Following in the footsteps of several other universities, UNC should consider moving classes online for the first few weeks of the semester. This provides the opportunity for students who traveled throughout the break to quarantine or stagger their return to campus. 

Additionally, once classes have resumed, it’s imperative to implement flexible attendance policies, as well offering hybrid formats for larger lectures. Students and professors should be given greater autonomy over their mode of instruction to fit the health and safety needs of themselves and the class.

Expand COVID-19 testing

Testing, once again, is the answer to preventing clusters on campus. UNC should expand their asymptomatic testing hours and locations, including an off-campus location for students living across Chapel Hill and Carrboro. 

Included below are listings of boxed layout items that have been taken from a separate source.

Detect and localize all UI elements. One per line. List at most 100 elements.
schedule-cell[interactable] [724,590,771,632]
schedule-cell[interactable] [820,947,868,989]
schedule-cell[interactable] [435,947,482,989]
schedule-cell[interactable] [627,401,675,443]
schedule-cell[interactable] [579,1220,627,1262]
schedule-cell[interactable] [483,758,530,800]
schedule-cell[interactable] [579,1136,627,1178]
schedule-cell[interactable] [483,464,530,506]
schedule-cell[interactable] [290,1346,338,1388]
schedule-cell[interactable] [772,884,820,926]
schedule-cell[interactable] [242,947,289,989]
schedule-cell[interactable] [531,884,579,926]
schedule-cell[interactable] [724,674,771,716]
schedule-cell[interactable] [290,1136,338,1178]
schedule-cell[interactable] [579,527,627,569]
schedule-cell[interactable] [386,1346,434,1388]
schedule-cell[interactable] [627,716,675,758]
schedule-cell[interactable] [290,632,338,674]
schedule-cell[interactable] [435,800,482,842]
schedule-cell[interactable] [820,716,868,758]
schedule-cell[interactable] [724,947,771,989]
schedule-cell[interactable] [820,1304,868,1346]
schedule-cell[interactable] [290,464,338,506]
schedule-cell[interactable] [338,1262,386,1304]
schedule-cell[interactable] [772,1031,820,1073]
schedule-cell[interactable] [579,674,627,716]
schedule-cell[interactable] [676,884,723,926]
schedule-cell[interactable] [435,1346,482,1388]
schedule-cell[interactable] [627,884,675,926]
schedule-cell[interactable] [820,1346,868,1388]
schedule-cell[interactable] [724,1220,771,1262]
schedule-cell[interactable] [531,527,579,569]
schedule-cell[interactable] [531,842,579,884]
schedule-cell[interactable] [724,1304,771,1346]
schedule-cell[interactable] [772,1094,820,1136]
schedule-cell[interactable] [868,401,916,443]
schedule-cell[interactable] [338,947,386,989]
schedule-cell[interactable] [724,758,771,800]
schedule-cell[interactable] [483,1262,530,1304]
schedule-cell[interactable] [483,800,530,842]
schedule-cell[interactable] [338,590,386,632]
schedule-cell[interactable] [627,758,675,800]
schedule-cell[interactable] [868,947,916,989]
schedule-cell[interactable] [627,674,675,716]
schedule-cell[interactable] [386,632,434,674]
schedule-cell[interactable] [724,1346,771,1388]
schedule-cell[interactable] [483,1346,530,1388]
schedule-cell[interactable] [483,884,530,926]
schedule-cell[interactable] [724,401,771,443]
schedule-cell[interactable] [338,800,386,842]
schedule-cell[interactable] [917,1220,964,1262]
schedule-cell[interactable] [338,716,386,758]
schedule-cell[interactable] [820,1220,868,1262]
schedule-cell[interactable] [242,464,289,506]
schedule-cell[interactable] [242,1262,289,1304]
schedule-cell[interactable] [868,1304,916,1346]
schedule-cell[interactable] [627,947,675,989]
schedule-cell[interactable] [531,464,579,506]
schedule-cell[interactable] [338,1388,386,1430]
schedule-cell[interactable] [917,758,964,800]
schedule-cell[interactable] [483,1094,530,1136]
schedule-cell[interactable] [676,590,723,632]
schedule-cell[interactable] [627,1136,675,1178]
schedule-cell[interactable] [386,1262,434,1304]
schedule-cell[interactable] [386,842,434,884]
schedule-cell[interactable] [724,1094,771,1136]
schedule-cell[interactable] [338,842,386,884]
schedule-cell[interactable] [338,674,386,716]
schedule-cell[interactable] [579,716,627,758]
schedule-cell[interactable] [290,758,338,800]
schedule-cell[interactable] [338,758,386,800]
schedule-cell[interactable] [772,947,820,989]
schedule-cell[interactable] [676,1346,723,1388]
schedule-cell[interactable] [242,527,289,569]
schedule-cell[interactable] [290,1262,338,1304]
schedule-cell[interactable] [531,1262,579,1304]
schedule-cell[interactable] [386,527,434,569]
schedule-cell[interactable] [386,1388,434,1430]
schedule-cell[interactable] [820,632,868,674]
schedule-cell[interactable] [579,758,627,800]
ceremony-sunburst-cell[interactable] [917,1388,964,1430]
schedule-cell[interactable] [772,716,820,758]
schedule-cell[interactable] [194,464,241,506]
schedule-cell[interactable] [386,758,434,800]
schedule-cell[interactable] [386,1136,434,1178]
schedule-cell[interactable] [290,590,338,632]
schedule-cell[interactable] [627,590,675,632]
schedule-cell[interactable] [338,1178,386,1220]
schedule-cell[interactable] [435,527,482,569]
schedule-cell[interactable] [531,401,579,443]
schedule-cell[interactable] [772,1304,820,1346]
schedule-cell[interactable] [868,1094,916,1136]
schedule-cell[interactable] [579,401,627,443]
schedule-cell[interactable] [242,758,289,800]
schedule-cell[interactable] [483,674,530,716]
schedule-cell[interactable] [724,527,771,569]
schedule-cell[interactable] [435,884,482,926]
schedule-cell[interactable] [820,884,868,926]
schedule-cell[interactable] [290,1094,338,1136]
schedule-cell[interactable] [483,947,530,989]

Random surveillance testing must be implemented for those, vaccinated and unvaccinated — and the frequency of testing for unvaccinated individuals must increase as well.

Adjust campus activities and practices

Like other elite universities, UNC must make significant changes regarding campus activities — including reducing capacity of locations like the gyms and libraries. Sanitation of frequently used areas, like tables at the library and at the Bottom of Lenoir, must be increased accordingly. 

Additionally, mask mandates must be enforced thoroughly. If you look around during a Carolina Basketball game, you’ll see hundreds of people unmasked, packed into an enclosed stadium. Considering the beginning of home ACC play for the team, it’s something the University must crack down on in the upcoming weeks.

Offer resources for students who test positive

In the event that students test positive — which they inevitably will — UNC must offer a variety of resources to prevent asymptomatic transmission across campus. For example, quarantine housing must be offered to students living off campus who can’t safely isolate themselves. Additionally, meals and amenities must be provided to students living off-campus who are isolated and may not have the financial means to order online for delivery.

Preventative measures must be taken in order to prevent COVID-19 cases from spiraling out of control — like we have seen before. With omicron looming in the foreground, UNC can, and should, plan for the next semester early.

Any changes to the academic calendar, attendance policies, course formats and other resources that are available to students should be made as soon as possible. These are items that can and should be discussed at the special meeting called by the Faculty Executive Committee on Thursday.

History is repeating itself – as public health professionals warned us it would – and it’s up to UNC to ensure that we do not mirror the mistakes of the past.